Aku tersenyum penuh arti saat mengetahui informasi tersebut.

Hujan tidak datang hari ini.

Setelah menutup aplikasi tersebut dari hapeku, aku terigat soal hape ini.

Hape yang sangat canggih dan modern yang dibelikan untukku dari Papa dan Mamanya Daren.

Aku sudah pernah bilang 'kan? Bahwa Papa dan Mama sangatlah baik.

Mereka membelikanku mobil, hape, semua peralatan memasak, baju, sepatu, tas dan kebutuhanku lainnya sesaat setelah aku menikah dengan Daren.

Mereka mengucapkan terima kasih yang sedalam-dalamnya karena aku memaafkan Darena karena kecelakaan itu sekaligus setuju untuk menikah dengan Daren.

Well.. alasan aku setuju untuk menikah dengan Daren karena aku sudah tidak punya siapa-siapa lagi di dunia ini.

Hanya Daren alasanku untuk bertahan hidup walaupun dia yang menyebabkan Ibuku meninggal.

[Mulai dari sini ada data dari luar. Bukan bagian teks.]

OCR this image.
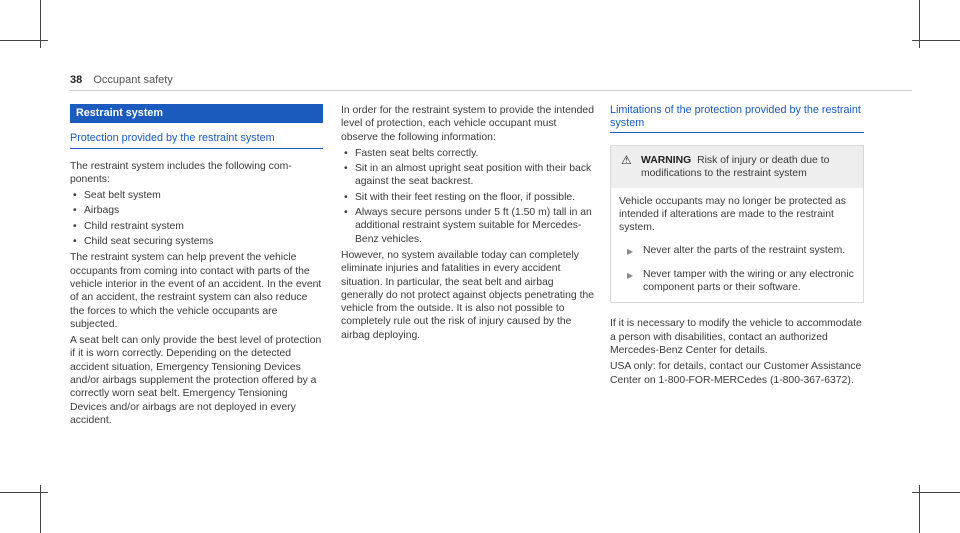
38 Occupant safety
Restraint system
Protection provided by the restraint system

The restraint system includes the following components:

• Seat belt system
• Airbags
• Child restraint system
• Child seat securing systems

The restraint system can help prevent the vehicle occupants from coming into contact with parts of the vehicle interior in the event of an accident. In the event of an accident, the restraint system can also reduce the forces to which the vehicle occupants are subjected.

A seat belt can only provide the best level of protection if it is worn correctly. Depending on the detected accident situation, Emergency Tensioning Devices and/or airbags supplement the protection offered by a correctly worn seat belt. Emergency Tensioning Devices and/or airbags are not deployed in every accident.

In order for the restraint system to provide the intended level of protection, each vehicle occupant must observe the following information:

• Fasten seat belts correctly.
• Sit in an almost upright seat position with their back against the seat backrest.
• Sit with their feet resting on the floor, if possible.
• Always secure persons under 5 ft (1.50 m) tall in an additional restraint system suitable for Mercedes-Benz vehicles.

However, no system available today can completely eliminate injuries and fatalities in every accident situation. In particular, the seat belt and airbag generally do not protect against objects penetrating the vehicle from the outside. It is also not possible to completely rule out the risk of injury caused by the airbag deploying.

Limitations of the protection provided by the restraint system
⚠ WARNING Risk of injury or death due to modifications to the restraint system

Vehicle occupants may no longer be protected as intended if alterations are made to the restraint system.

▶ Never alter the parts of the restraint system.
▶ Never tamper with the wiring or any electronic component parts or their software.

If it is necessary to modify the vehicle to accommodate a person with disabilities, contact an authorized Mercedes-Benz Center for details.

USA only: for details, contact our Customer Assistance Center on 1-800-FOR-MERCedes (1-800-367-6372).
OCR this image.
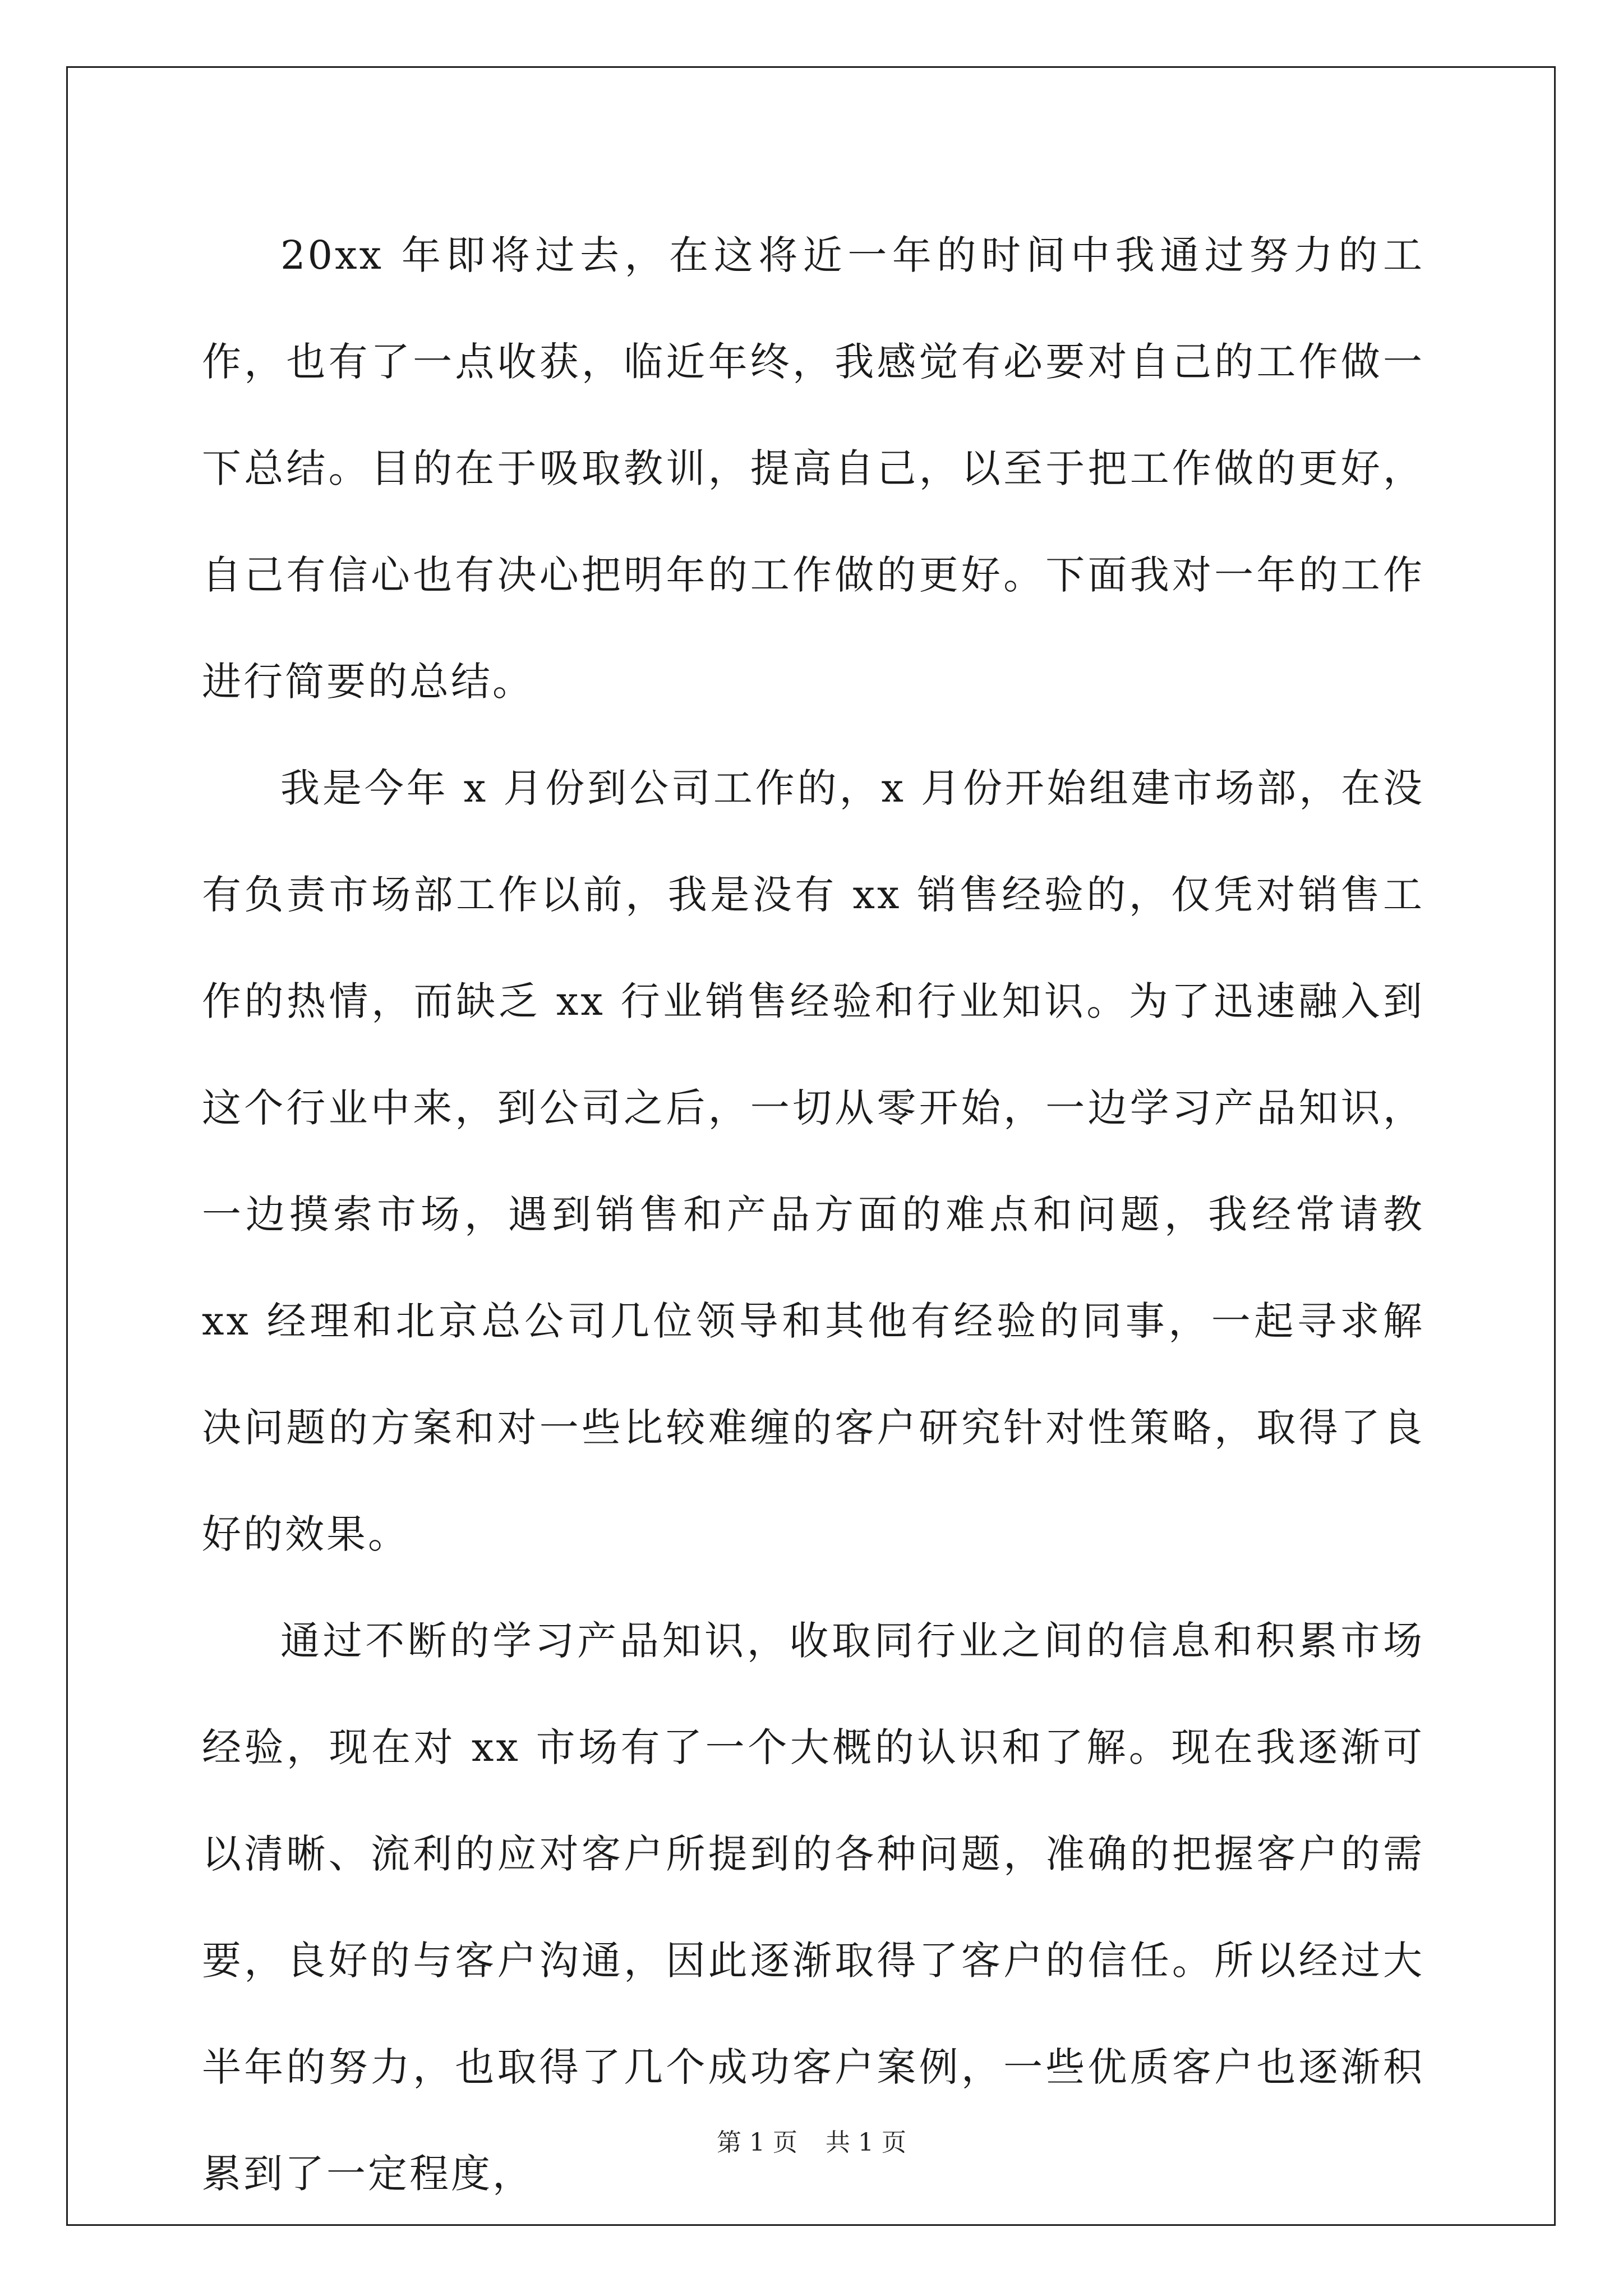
20xx 年即将过去，在这将近一年的时间中我通过努力的工作，也有了一点收获，临近年终，我感觉有必要对自己的工作做一下总结。目的在于吸取教训，提高自己，以至于把工作做的更好，自己有信心也有决心把明年的工作做的更好。下面我对一年的工作进行简要的总结。

我是今年 x 月份到公司工作的，x 月份开始组建市场部，在没有负责市场部工作以前，我是没有 xx 销售经验的，仅凭对销售工作的热情，而缺乏 xx 行业销售经验和行业知识。为了迅速融入到这个行业中来，到公司之后，一切从零开始，一边学习产品知识，一边摸索市场，遇到销售和产品方面的难点和问题，我经常请教 xx 经理和北京总公司几位领导和其他有经验的同事，一起寻求解决问题的方案和对一些比较难缠的客户研究针对性策略，取得了良好的效果。

通过不断的学习产品知识，收取同行业之间的信息和积累市场经验，现在对 xx 市场有了一个大概的认识和了解。现在我逐渐可以清晰、流利的应对客户所提到的各种问题，准确的把握客户的需要，良好的与客户沟通，因此逐渐取得了客户的信任。所以经过大半年的努力，也取得了几个成功客户案例，一些优质客户也逐渐积累到了一定程度，

第 1 页 共 1 页
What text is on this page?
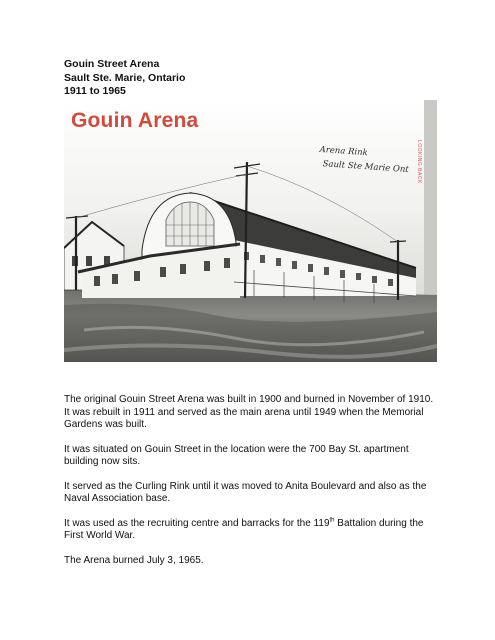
Gouin Street Arena
Sault Ste. Marie, Ontario
1911 to 1965
Gouin Arena
Arena Rink
Sault Ste Marie Ont LOOKING BACK

The original Gouin Street Arena was built in 1900 and burned in November of 1910. It was rebuilt in 1911 and served as the main arena until 1949 when the Memorial Gardens was built.

It was situated on Gouin Street in the location were the 700 Bay St. apartment building now sits.

It served as the Curling Rink until it was moved to Anita Boulevard and also as the Naval Association base.

It was used as the recruiting centre and barracks for the 119th Battalion during the First World War.

The Arena burned July 3, 1965.
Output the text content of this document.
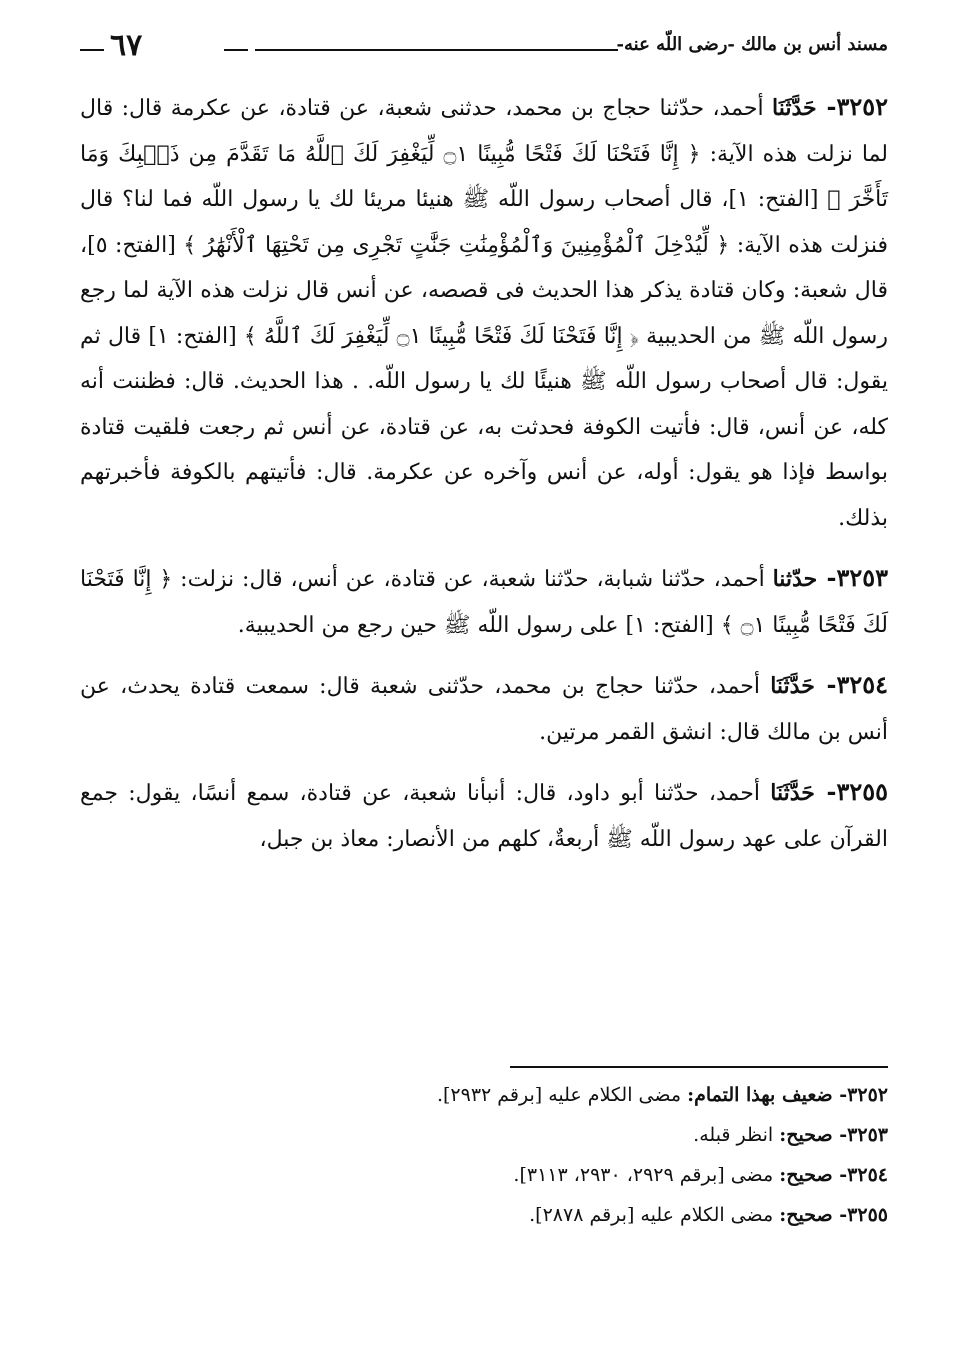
مسند أنس بن مالك -رضى اللّه عنه-
٦٧

٣٢٥٢- حَدَّثَنَا أحمد، حدّثنا حجاج بن محمد، حدثنى شعبة، عن قتادة، عن عكرمة قال: قال لما نزلت هذه الآية: ﴿ إِنَّا فَتَحْنَا لَكَ فَتْحًا مُّبِينًا ۝١ لِّيَغْفِرَ لَكَ ٱللَّهُ مَا تَقَدَّمَ مِن ذَنۢبِكَ وَمَا تَأَخَّرَ ﴾ [الفتح: ١]، قال أصحاب رسول اللّه ﷺ هنيئا مريئا لك يا رسول اللّه فما لنا؟ قال فنزلت هذه الآية: ﴿ لِّيُدْخِلَ ٱلْمُؤْمِنِينَ وَٱلْمُؤْمِنَٰتِ جَنَّٰتٍ تَجْرِى مِن تَحْتِهَا ٱلْأَنْهَٰرُ ﴾ [الفتح: ٥]، قال شعبة: وكان قتادة يذكر هذا الحديث فى قصصه، عن أنس قال نزلت هذه الآية لما رجع رسول اللّه ﷺ من الحديبية ﴿ إِنَّا فَتَحْنَا لَكَ فَتْحًا مُّبِينًا ۝١ لِّيَغْفِرَ لَكَ ٱللَّهُ ﴾ [الفتح: ١] قال ثم يقول: قال أصحاب رسول اللّه ﷺ هنيئًا لك يا رسول اللّه. . هذا الحديث. قال: فظننت أنه كله، عن أنس، قال: فأتيت الكوفة فحدثت به، عن قتادة، عن أنس ثم رجعت فلقيت قتادة بواسط فإذا هو يقول: أوله، عن أنس وآخره عن عكرمة. قال: فأتيتهم بالكوفة فأخبرتهم بذلك.

٣٢٥٣- حدّثنا أحمد، حدّثنا شبابة، حدّثنا شعبة، عن قتادة، عن أنس، قال: نزلت: ﴿ إِنَّا فَتَحْنَا لَكَ فَتْحًا مُّبِينًا ۝١ ﴾ [الفتح: ١] على رسول اللّه ﷺ حين رجع من الحديبية.

٣٢٥٤- حَدَّثَنَا أحمد، حدّثنا حجاج بن محمد، حدّثنى شعبة قال: سمعت قتادة يحدث، عن أنس بن مالك قال: انشق القمر مرتين.

٣٢٥٥- حَدَّثَنَا أحمد، حدّثنا أبو داود، قال: أنبأنا شعبة، عن قتادة، سمع أنسًا، يقول: جمع القرآن على عهد رسول اللّه ﷺ أربعةٌ، كلهم من الأنصار: معاذ بن جبل،

٣٢٥٢- ضعيف بهذا التمام: مضى الكلام عليه [برقم ٢٩٣٢].

٣٢٥٣- صحيح: انظر قبله.

٣٢٥٤- صحيح: مضى [برقم ٢٩٢٩، ٢٩٣٠، ٣١١٣].

٣٢٥٥- صحيح: مضى الكلام عليه [برقم ٢٨٧٨].
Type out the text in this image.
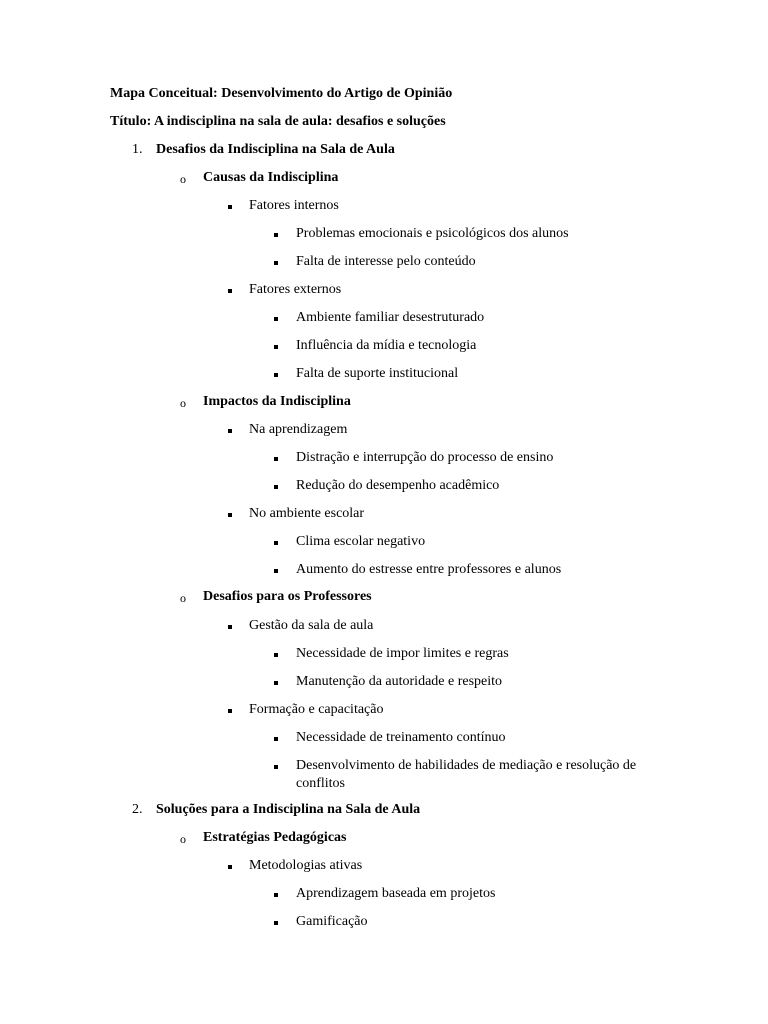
Mapa Conceitual: Desenvolvimento do Artigo de Opinião
Título: A indisciplina na sala de aula: desafios e soluções
1. Desafios da Indisciplina na Sala de Aula
o Causas da Indisciplina
Fatores internos
Problemas emocionais e psicológicos dos alunos
Falta de interesse pelo conteúdo
Fatores externos
Ambiente familiar desestruturado
Influência da mídia e tecnologia
Falta de suporte institucional
o Impactos da Indisciplina
Na aprendizagem
Distração e interrupção do processo de ensino
Redução do desempenho acadêmico
No ambiente escolar
Clima escolar negativo
Aumento do estresse entre professores e alunos
o Desafios para os Professores
Gestão da sala de aula
Necessidade de impor limites e regras
Manutenção da autoridade e respeito
Formação e capacitação
Necessidade de treinamento contínuo
Desenvolvimento de habilidades de mediação e resolução de conflitos
2. Soluções para a Indisciplina na Sala de Aula
o Estratégias Pedagógicas
Metodologias ativas
Aprendizagem baseada em projetos
Gamificação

Sudah pernah kubilang bukan, bahwa hatiku sudah mati rasa.

Aku bahkan tidak merasakan dendam apapun terhadap Daren. Cinta pun tidak. Daren hanya menjadi alasanku untuk bertahan hidup karena sekarang hanya dia yang kupunya di dunia ini.

Lamunanku buyar saat melihat Daren, yang berada di ujung sana, berjalan bersama Selina, mantannya.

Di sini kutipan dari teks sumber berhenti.